On a lighter note, I had a much more positive experience with Sisterhood Everlasting by Ann Brashares. I was a bit older when I read the Sisterhood of the Traveling Pants books, so they don’t feel as much like part of my childhood as Sweet Valley High does. At first, I didn’t care for this book, either. The girls are now 29 and living separate lives, Carmen an actress in New York, Lena and art instructor in Providence, Bridget temping in San Francisco, and Tibby off in Australia doing who knows what with boyfriend Brain, who is launching a software company. Since Tibby moved across the world, she’s been mysteriously out of touch, until she sends the other girls plane tickets to Greece for a surprise reunion. Sadly, the girls never see Tibby alive. She drowns before they arrive. At first, her death seems accidental, but it turns out she has left letters behind for each girl, as if she was planning her death. The girls fear the worst – that Tibby meant to die, and that they all failed her by not being there for her. They also feel abandoned and confused and begin to question whether the sisterhood they shared ever meant anything.

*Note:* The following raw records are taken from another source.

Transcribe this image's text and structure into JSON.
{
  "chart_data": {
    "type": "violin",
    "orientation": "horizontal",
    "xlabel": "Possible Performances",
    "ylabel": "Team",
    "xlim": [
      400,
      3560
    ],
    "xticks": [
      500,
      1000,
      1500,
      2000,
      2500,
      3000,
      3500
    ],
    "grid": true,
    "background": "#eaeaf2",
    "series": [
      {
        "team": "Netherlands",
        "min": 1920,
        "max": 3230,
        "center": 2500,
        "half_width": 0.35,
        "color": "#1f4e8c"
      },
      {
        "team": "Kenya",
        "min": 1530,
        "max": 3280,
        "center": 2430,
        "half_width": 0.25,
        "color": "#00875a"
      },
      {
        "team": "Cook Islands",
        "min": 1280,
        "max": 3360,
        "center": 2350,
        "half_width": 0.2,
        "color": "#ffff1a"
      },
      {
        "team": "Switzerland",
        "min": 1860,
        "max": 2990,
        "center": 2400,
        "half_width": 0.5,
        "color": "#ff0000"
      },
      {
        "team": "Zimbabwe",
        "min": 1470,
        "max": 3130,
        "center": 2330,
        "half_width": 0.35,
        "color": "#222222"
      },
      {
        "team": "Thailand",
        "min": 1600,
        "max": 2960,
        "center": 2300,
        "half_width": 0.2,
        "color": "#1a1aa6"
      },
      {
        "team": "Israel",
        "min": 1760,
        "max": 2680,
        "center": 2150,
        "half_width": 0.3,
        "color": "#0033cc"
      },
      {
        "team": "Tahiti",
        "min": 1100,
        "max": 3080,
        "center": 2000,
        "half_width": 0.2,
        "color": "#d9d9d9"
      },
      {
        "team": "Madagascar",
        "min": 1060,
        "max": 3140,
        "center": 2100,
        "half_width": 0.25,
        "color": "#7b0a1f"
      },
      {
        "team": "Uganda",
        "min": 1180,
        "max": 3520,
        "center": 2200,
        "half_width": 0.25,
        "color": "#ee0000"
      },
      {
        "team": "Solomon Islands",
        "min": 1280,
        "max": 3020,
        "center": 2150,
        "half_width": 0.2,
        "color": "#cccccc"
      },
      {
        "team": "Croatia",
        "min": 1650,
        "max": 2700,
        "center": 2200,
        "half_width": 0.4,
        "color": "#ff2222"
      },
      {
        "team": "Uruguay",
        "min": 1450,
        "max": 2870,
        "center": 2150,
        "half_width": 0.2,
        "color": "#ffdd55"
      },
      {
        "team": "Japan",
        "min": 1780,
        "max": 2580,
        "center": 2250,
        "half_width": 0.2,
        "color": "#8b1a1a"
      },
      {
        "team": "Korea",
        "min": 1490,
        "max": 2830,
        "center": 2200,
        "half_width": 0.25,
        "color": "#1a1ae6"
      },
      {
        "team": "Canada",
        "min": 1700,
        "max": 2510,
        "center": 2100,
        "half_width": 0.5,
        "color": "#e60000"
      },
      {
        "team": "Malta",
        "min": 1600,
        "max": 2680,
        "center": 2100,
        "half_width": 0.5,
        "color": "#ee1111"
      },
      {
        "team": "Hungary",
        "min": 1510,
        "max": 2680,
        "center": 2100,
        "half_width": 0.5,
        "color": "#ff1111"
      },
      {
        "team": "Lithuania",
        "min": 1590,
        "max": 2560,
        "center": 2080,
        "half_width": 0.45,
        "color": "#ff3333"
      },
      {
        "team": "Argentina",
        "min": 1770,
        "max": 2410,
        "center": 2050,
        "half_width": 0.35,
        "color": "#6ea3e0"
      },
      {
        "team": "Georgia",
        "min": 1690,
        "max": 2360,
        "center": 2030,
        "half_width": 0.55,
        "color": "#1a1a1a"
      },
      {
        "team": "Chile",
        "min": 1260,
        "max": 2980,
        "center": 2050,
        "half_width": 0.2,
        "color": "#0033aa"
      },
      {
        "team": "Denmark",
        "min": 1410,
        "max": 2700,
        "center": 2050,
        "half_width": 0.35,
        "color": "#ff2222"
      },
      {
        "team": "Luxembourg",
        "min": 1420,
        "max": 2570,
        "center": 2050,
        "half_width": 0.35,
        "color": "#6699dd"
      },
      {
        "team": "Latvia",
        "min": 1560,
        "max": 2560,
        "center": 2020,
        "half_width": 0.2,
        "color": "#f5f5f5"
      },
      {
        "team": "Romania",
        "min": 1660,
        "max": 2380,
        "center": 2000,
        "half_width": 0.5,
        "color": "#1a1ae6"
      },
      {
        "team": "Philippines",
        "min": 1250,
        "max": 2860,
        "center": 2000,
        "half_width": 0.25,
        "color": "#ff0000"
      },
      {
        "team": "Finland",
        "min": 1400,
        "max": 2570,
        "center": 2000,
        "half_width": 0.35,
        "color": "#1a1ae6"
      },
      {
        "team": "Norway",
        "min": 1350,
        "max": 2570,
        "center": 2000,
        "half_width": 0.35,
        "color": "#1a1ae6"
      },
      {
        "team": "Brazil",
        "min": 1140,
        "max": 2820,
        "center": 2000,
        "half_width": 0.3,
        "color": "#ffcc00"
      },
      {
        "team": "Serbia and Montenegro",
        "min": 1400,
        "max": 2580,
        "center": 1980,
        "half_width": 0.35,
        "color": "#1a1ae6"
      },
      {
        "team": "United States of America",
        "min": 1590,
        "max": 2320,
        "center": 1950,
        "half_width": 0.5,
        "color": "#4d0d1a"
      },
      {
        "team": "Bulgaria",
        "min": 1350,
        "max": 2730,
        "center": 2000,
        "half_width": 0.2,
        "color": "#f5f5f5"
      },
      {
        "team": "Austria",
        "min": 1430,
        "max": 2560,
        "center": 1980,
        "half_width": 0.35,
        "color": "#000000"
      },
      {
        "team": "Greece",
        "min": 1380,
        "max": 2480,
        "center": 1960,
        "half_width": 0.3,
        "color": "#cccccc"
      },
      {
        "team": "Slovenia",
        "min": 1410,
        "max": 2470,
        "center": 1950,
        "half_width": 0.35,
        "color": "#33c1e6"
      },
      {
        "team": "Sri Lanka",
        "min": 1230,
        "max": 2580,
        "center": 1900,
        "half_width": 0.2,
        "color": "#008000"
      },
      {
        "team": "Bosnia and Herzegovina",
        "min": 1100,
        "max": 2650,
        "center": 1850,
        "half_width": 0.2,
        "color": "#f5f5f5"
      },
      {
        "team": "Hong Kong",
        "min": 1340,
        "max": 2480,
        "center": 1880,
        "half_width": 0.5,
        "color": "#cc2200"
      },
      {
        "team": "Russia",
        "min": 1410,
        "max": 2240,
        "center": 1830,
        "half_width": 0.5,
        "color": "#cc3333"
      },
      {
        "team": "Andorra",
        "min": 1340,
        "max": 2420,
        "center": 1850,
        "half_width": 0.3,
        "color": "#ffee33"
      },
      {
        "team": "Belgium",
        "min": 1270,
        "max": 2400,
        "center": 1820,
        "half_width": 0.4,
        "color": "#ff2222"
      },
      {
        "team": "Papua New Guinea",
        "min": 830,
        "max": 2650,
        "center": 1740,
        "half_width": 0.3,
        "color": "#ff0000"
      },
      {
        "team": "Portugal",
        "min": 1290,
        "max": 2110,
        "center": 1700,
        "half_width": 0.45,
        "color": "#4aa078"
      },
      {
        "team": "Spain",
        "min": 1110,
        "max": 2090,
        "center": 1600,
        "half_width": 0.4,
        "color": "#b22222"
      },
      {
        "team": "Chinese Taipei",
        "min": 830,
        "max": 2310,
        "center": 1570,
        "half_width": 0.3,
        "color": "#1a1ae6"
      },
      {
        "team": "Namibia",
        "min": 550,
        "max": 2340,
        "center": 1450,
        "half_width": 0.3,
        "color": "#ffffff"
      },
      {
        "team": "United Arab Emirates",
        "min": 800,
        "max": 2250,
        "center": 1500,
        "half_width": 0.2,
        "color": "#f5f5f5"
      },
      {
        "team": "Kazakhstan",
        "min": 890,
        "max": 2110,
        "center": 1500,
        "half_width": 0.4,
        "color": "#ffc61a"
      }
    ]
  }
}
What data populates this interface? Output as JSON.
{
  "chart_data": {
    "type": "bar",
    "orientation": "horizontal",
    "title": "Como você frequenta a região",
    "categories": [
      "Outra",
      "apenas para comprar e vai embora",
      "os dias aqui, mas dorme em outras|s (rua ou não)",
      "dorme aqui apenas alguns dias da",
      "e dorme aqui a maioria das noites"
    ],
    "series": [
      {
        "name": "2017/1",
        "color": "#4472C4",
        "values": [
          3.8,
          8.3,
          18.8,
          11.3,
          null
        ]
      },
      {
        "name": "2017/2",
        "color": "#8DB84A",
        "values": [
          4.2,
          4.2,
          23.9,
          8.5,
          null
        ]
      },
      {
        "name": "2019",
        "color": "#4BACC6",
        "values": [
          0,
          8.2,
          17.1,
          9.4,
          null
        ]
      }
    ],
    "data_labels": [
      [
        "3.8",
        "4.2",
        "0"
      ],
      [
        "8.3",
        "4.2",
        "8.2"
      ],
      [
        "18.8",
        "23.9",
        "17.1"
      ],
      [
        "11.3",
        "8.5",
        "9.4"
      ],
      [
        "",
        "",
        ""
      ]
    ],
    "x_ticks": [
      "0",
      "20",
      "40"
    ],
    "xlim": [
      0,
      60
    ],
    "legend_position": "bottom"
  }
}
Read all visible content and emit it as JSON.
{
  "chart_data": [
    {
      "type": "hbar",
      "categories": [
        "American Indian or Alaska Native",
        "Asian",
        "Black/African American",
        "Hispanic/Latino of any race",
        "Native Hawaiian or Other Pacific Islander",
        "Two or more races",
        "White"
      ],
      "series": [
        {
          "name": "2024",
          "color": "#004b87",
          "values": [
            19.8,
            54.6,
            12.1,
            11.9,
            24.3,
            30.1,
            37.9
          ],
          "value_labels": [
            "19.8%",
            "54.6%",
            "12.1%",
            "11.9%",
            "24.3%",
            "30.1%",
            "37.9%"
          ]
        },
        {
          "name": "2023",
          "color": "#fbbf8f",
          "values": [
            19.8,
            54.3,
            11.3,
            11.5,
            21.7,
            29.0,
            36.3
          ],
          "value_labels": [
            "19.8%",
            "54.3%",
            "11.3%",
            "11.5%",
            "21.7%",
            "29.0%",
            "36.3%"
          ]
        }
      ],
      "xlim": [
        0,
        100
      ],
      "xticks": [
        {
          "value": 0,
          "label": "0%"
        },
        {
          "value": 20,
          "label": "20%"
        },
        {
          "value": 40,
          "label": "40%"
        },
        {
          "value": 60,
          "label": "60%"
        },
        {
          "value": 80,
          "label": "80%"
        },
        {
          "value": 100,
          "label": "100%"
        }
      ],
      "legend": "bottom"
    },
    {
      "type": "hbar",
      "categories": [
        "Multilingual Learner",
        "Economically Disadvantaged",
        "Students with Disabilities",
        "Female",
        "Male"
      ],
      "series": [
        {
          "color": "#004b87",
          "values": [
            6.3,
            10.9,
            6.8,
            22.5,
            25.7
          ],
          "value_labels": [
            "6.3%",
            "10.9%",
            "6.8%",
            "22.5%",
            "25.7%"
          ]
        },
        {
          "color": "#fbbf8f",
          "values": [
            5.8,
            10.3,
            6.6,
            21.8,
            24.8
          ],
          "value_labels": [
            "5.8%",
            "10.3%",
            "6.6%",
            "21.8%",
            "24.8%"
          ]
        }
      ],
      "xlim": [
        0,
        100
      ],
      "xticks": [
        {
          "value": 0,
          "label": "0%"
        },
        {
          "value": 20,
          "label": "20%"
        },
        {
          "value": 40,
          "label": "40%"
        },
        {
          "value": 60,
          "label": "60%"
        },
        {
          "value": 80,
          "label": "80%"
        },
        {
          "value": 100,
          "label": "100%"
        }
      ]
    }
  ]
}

At first I was just as confused as Carmen, Lena, and Bridget. I was upset over Tibby’s death, especially since we don’t get to see her point of view at all. I couldn’t imagine Tibby taking her own life and was hoping her drowning really was an accident and there was something else going on, like she was terminally ill with cancer. It turns out I was partly right. Tibby was dying of Huntington’s disease and had brought her friends to Greece to say goodbye. As upsetting as it was  to say goodbye to a beloved character, I found Tibby’s letters helped the three remaining sisters find their way back to each other and figure out what is important in life. For Carmen, it was dumping her jerk of a fiancé and remembering to be proud of her Puerto Rican heritage. For Lena, it was learning how to take risks, and finally finding love with Kostos. For Bridget, it meant figuring out what to do with her life rather than spend it ambling restlessly from one place to the next. Although I found the pacing rather slow in parts, overall I was satisfied with the ending. I thought Sisterhood Everlasting remained true to the spirit of the original Traveling Pants books and I admit to fighting tears a few times. I also liked the resolution to the Lena/Kostos romantic plot, which was a long time coming.  Overall, a touching and enjoyable read.